Hi all, can anybody help me to improve/change the logical operation of the following scenario? Our customer is the owner of Tera of data. They have, in turn, customers (with QlikView installed) that only needs the data aggregated in the correct way to create their own reports. The problem is that the reload of the data takes about all night and moving the qvd created is almoust creating a lot of problem in terms of huge workload. We tried to analise the chance to implement the incremental load but our customer would need the "insert, update, delete" case and the aim to add a trigger on the DB, add a ModificationTime field, select the deleted rows in order to do an inner join with the qvd's could be not feasible since the DB is already overburdened. We tried also to analyse the QlikView Real Time module but it seems that performance are not so good if we work with more than few fields and if they change values a lot of time. Furthemore it seems that the module is not present anymore as separate module/license in QlikView 11.2. Another option is to implement the Direct Discovery on a subset of data but not necessarily customers should have direct access to the DB. Have you ever worked with QlikView and Message queuing to improve performance? Thanks in advance for your feedback. Have a nice day, Eros

vgutkovsky · ‎2014-06-26

Eros, I wouldn't write off the idea of incremental reloads if I were you. I think that approach may be necessary in your case. Yes, you would need implement delete and update, but I don't see any other way around it.

Regards,

Vlad

Report Inappropriate Content · ‎2014-06-27

Hi Vlad,

I know that the correct approach is to use the incremental reloads and this is the way we used to proceed in these cases. The problem is that, in this particular case, act on the DB side seems prohibitive for the customer.

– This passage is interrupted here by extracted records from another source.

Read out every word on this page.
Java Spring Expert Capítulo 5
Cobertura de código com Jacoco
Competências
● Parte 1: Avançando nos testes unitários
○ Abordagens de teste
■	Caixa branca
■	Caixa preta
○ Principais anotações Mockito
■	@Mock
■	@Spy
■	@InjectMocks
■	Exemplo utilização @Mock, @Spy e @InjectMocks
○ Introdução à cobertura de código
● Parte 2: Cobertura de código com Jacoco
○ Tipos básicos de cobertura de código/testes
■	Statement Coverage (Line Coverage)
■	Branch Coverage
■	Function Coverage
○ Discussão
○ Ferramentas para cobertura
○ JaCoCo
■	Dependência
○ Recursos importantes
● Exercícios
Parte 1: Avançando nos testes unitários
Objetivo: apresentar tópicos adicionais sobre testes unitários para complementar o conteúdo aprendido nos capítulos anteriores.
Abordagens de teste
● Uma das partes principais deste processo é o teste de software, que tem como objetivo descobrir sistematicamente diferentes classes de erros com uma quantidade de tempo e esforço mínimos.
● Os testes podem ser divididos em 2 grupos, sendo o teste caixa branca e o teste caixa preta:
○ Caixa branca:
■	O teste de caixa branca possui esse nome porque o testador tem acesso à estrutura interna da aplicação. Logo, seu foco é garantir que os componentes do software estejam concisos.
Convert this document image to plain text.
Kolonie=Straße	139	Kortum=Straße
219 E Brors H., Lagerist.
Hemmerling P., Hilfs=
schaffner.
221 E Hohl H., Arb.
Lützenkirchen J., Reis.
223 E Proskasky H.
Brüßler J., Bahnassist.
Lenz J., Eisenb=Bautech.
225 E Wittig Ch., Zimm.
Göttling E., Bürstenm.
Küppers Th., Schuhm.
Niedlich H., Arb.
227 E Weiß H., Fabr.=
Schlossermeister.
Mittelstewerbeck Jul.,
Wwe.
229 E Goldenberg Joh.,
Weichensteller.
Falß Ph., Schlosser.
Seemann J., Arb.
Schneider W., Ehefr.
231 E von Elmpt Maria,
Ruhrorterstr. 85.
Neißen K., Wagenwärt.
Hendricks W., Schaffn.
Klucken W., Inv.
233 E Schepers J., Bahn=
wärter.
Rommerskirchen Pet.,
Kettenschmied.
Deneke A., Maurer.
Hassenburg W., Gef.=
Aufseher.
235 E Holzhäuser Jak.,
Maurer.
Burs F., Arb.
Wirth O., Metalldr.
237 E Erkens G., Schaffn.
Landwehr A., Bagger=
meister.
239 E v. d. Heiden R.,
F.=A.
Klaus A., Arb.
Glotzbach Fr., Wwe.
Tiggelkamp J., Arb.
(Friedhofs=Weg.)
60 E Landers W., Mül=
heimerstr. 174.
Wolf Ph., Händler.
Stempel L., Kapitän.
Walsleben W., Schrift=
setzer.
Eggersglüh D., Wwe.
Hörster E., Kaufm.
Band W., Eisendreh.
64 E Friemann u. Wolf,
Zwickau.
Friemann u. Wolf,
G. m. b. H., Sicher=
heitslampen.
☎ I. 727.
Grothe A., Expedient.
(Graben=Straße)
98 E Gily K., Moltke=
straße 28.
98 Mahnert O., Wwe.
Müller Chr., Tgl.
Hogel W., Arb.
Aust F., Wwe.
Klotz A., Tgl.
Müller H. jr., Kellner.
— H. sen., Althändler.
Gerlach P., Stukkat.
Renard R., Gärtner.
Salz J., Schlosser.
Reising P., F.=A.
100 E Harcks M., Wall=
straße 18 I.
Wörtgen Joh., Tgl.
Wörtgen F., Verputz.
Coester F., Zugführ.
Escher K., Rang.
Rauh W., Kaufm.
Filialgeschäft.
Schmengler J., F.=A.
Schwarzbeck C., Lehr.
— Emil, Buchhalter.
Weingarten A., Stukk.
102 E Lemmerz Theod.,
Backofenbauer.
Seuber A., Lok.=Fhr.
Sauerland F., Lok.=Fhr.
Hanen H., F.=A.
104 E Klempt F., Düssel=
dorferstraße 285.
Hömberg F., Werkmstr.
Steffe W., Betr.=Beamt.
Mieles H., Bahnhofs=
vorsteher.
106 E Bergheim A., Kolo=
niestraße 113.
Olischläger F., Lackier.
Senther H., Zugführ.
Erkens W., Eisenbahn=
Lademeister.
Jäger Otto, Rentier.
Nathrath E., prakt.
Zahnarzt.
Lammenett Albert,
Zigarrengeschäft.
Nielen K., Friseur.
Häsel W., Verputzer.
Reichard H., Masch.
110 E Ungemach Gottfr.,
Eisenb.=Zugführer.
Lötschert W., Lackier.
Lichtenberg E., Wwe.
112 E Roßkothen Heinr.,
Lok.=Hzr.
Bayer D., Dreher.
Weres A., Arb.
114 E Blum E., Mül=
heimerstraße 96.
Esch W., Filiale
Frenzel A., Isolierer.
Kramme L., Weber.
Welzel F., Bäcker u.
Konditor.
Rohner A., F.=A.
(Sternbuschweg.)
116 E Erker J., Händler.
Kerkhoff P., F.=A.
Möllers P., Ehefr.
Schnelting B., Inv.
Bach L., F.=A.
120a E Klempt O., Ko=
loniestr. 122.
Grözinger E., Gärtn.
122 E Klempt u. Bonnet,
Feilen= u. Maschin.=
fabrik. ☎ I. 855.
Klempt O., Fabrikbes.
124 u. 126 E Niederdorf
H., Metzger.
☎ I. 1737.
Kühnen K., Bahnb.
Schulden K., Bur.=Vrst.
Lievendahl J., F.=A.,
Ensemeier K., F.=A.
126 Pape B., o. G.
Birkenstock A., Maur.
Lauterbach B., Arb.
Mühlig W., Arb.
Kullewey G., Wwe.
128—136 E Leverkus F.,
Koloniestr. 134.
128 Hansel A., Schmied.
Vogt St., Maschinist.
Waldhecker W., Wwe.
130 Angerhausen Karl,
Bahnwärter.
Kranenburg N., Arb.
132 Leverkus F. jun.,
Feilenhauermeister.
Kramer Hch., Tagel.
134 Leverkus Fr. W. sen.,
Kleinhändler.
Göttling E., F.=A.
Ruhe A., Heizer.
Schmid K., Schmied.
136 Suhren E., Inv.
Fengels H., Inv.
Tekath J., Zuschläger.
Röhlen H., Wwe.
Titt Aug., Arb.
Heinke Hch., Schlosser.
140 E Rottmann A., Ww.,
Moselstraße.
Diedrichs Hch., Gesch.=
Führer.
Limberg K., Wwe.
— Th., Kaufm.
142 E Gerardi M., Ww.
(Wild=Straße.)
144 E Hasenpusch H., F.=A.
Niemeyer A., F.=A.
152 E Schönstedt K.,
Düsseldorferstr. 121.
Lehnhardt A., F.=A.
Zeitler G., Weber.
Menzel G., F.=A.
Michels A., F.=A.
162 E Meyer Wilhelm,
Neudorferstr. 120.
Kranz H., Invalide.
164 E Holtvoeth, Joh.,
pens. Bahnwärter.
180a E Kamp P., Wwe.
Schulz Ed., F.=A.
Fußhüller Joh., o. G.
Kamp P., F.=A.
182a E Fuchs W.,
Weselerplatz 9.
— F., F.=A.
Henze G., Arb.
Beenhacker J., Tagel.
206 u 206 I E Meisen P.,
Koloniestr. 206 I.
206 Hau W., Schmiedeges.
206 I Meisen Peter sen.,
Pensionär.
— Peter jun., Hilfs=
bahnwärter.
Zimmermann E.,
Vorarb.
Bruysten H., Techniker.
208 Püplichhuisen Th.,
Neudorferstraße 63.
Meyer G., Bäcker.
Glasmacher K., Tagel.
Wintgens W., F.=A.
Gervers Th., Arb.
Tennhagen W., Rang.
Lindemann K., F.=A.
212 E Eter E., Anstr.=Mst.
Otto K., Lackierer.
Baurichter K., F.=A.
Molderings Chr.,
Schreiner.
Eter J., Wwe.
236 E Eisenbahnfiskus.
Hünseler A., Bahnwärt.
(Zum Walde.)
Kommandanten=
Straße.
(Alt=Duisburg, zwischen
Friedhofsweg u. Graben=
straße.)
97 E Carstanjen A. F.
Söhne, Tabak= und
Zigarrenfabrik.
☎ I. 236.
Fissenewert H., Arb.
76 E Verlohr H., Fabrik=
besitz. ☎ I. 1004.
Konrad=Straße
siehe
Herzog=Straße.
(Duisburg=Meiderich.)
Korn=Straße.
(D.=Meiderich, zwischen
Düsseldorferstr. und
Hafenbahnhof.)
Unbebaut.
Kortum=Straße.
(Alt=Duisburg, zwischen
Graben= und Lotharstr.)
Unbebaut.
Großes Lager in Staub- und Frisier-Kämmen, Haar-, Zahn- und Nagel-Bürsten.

I am wondering if is there some other choice to follow.

Thank you so much for your advice.

Regards,

Eros

vgutkovsky · ‎2014-06-27

On the DB side, couldn't they just create views (not tables) of changed data? So, if you're reloading weekly for example, they could create a stored procedure that would create a weekly view that would, in turn, only contain those rows of data that have either changed or are new? This wouldn't require any additional storage on their part...would it really be that hard on the DB to implement that? If so, then I think you have other problems (like maybe they need to switch to a DB that can actually handle big data) that definitely can't be solved with QlikView.

Vlad

Report Inappropriate Content · ‎2014-06-30

Thanks again Vlad,

we will try to check if it is feasible but I have a feeling that the answer will be negative.

Have a nice day,

Eros

DavidFoster1 · ‎2014-06-30

Sounds like a fairly typical dataload of a poorly thought out source system.

At Terabyte data volumes you HAVE to consider incremental loading (really anything over a couple of Gigabytes).

If it is difficult to identify CRUD transactions in the data then you will need to consider:

getting audit trail fields added to the source data.
creating a QVD file specifically for matching to the data holding the primary key of the source table along with a checksum of all the fields you want to watch for updates. A record with matching key and checksum can be ingored, etc (btw DONT delete your deletions, just added a deleted timestamp to them)

Report Inappropriate Content · ‎2014-07-02

Hi David,

thank you very much I will take it into account for our scenario.

Have a nice day,

Eros